2nd question is, will the original drive remain functional as a backup?

Third question is, after reading the difference between system clone, and disk clone, I'm still a little confused. Seeing that I want a mirror image of the original disk, using the disk clone seems more logical, but on the your website instructions "Method 3: Move system image to new hard drive directly" it suggests using the system clone. Which do you suggest or do both do the same thing?


Comments

  • Here for what it is worth is my 2 cents worth. 

    I do not believe that it is necessary to format a new drive to be able to use it as the destination drive for the clone process.  However, if you want to you can partition the drive and format it using the disk management tool with Windows 10.  The Clone process will advise you that it will overwrite everything on the drive.  Before you start the clone process you have a couple of things that you have to do to get ready to clone the disk.  1.  You can open the case and plug in an extra SATA cable into the disc and the other end into a vacant SATA connector on the motherboard.  Or you can plug a USB to SATA adapter into the disc and then the other end into a USB socket. 

    When you select the clone process and specify the system clone you are immediately asked for the destination disc to use for the clone.  The software will automatically identify all of the partitions on the system drive and duplicate them on the destination drive. 

  • edited August 23
    I don't know what happened, but I was unable to finish my post.  If you choose do perform a Disk Clone you will have to specify the source disk and also the destination disk.  If you selected your system disk then the disk clone will essentially do the same as the system clone.  However, the Disk Clone task allows you to clone other disks than the system disk.

    Once you have your new disk cloned then you will need to remove your original disk and replace it with your cloned disk and power up your machine.  You may have to enter the system bios on your machine to specify the disk that your machine will use when booting up.  In most cases the computer will select it for you automatically, but if the machine complains about not being able to boot you may need to check it out.

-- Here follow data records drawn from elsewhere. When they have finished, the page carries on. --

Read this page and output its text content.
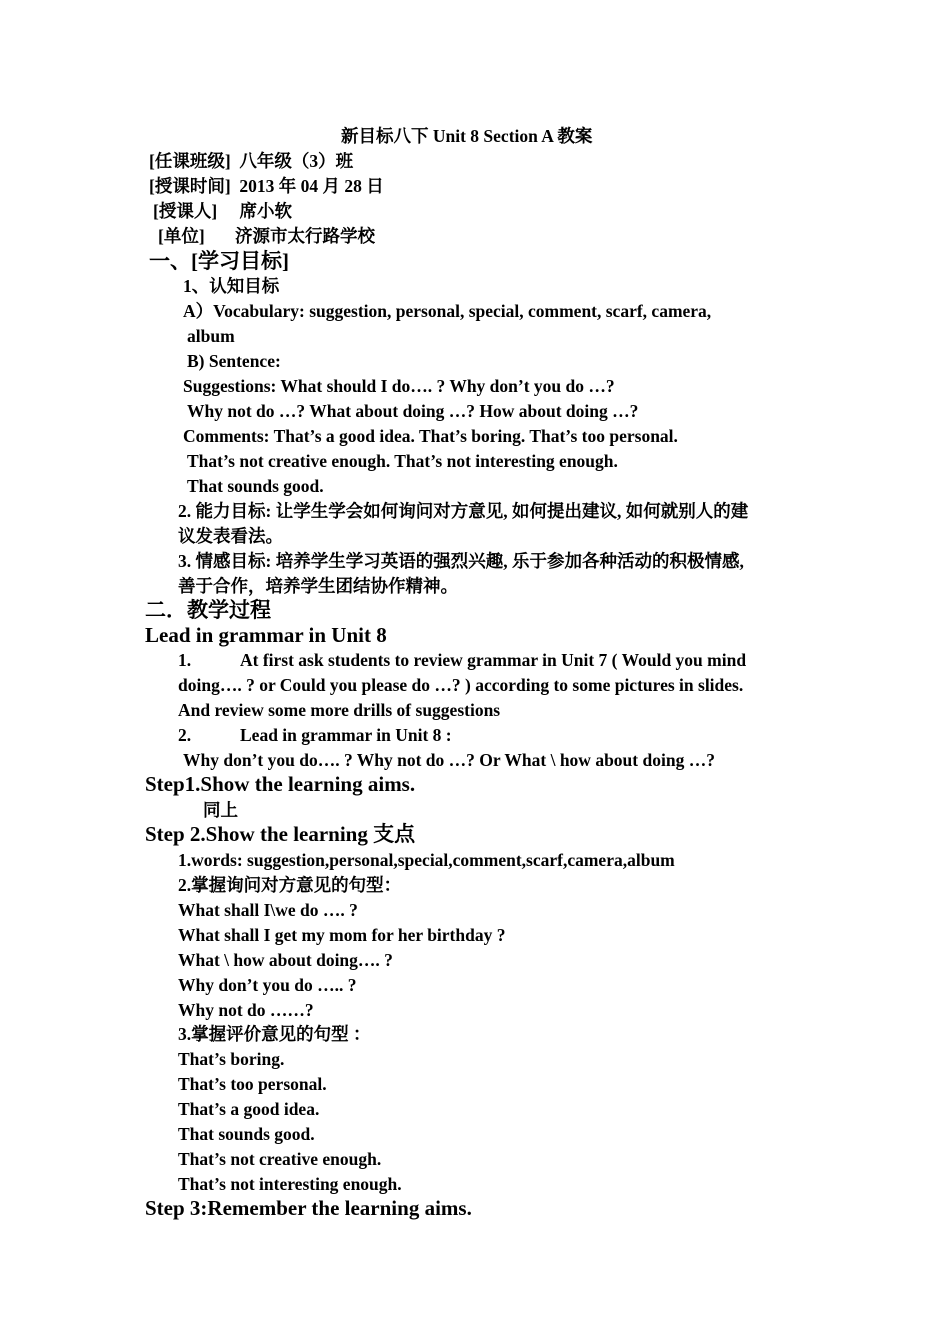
新目标八下 Unit 8 Section A 教案
[任课班级] 八年级（3）班
[授课时间] 2013 年 04 月 28 日
[授课人] 席小软
[单位] 济源市太行路学校
一、[学习目标]
1、认知目标
A）Vocabulary: suggestion, personal, special, comment, scarf, camera,
album
B) Sentence:
Suggestions: What should I do…. ? Why don’t you do …?
Why not do …? What about doing …? How about doing …?
Comments: That’s a good idea. That’s boring. That’s too personal.
That’s not creative enough. That’s not interesting enough.
That sounds good.
2. 能力目标: 让学生学会如何询问对方意见, 如何提出建议, 如何就别人的建
议发表看法。
3. 情感目标: 培养学生学习英语的强烈兴趣, 乐于参加各种活动的积极情感,
善于合作，培养学生团结协作精神。
二．教学过程
Lead in grammar in Unit 8
1.	At first ask students to review grammar in Unit 7 ( Would you mind
doing…. ? or Could you please do …? ) according to some pictures in slides.
And review some more drills of suggestions
2.	Lead in grammar in Unit 8 :
Why don’t you do…. ? Why not do …? Or What \ how about doing …?
Step1.Show the learning aims.
同上
Step 2.Show the learning 支点
1.words: suggestion,personal,special,comment,scarf,camera,album
2.掌握询问对方意见的句型：
What shall I\we do …. ?
What shall I get my mom for her birthday ?
What \ how about doing…. ?
Why don’t you do ….. ?
Why not do ……?
3.掌握评价意见的句型 ：
That’s boring.
That’s too personal.
That’s a good idea.
That sounds good.
That’s not creative enough.
That’s not interesting enough.
Step 3:Remember the learning aims.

    Once you have your machine functioning like you want it then you can put the original disk on a spare sata connection.  Then you can delete the partitions on the disk and create one large partition and format it to use as a data disk.  Hope this helps.
  • edited August 24
    Thanks for the reply! I made one big mistake in my post. I find out that I can't do a system clone with backupper standard, at least I don't think I can. I vaguely remember reading that you could, if you're system cloning 2 MBR hard drives.
  • If you have an external drive you could perform a system backup saving the backup files to the external drive and then install your new drive into your machine and restoring the system backup to the new drive.  That will accomplish pretty much the same thing.
  • I don't have any free ext. drives to use at the moment. ! want to do a direct clone of the system drive, replace the original drive. Do you have any experience using the standard? Can you do an in-place upgrade from it to Pro? It has an upgrade tab. How does that work? 
  • Yes you can do an in-place upgrade to convert the standard version to the pro version.  In fact that is exactly what I did when I switched to the pro version.  I purchased the lifetime updates version and received the serial number via email.  Then I simply typed in my serial number and the program was activated.  The entire process only took a few minutes. 
  • That's what I just did! Sometimes I just get carried away, and over think things! Now I'm waiting for the new hdd to arrive. Thanks for all your help.
  • @CharlesM AOMEI Backupper Standard edition doesn't support system clone. Maybe you can use disk clone way to clone the whole system disk. Disk clone will clone all partitions on the disk, including data partitions.
    In addition, AOMEI Backupper standard edition only supports clone MBR disk to MBR one, or GPT disk to GPT one. So, you need to keep the source and target drive as the same disk type.
  • Thanks for the reply, I just purchased the Backupper PRO edition. I just received the new destination hdd, and will be trying the system clone tomorrow. The only thing I'm not certain about is formatting the new hdd? The source disk is a SATA MBR. I'm cloning to the same type and size unformatted SATA hdd.
    So, do I just do the clone to the NEW destination hdd unformatted, or do I have to format it MBR first?
  • Hi CharlesM,
    If the target disk is not MBR, please convert it to MBR type via windows disk management, and then do the clone.
    If it is MBR type, you don't need to format it in advance.
  • The cloning process worked perfectly! I didn't have to do a thing with the new drive. In Backupper Pro as destination disc, it was already recognized as MBR. Thanks!